Арестованный граф Иероним Иванович сидел перед решетчатым окном своей камеры и мрачно глядел на пустынный двор, по которому только изредка пробегал кто-нибудь из служащих да стояли под ружьем трое неподвижных часовых. Перед состарившимся жуиром проходила целая жизнь. Теперь, как и бывает по большей части, он на досуге стал постигать все ее ошибки и приходил к заключению, что прожечь жизнь — не значит насладиться ею.
Так всадник, проскакавший в карьер по живописному парку, оглядывается назад с сожалением, что не проехал тихо под пленительно-тенистыми сводами, между душистых куртин, полных цветами.

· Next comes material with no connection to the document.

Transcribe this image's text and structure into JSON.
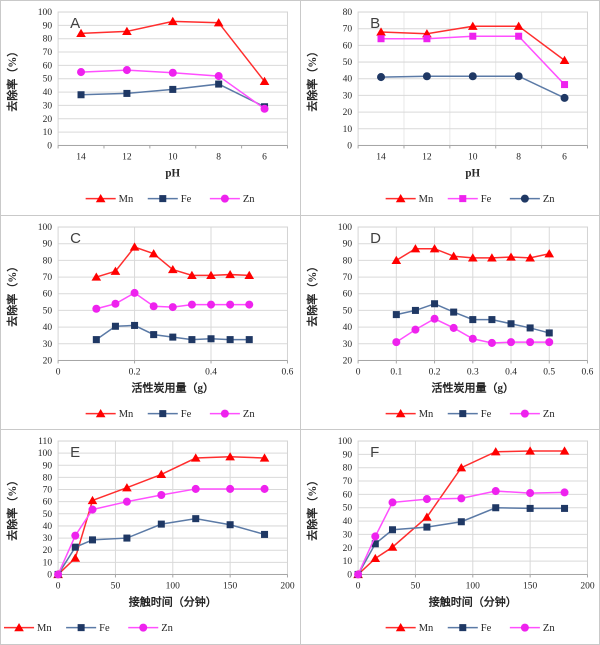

Он и рад бы вернуться назад, чтобы, проехав еще раз, поправить свою ошибку, но это сделать нельзя, конь его, закусив удила, мчится вперед, и его слабая рука не властвует уже над бешеным животным… А вдали бездонный овраг, к которому несется он с страшной быстротой… Что-то там на дне его, камни или терновник, мягкий, мшистый ковер или бурная струя потока, не все ли равно?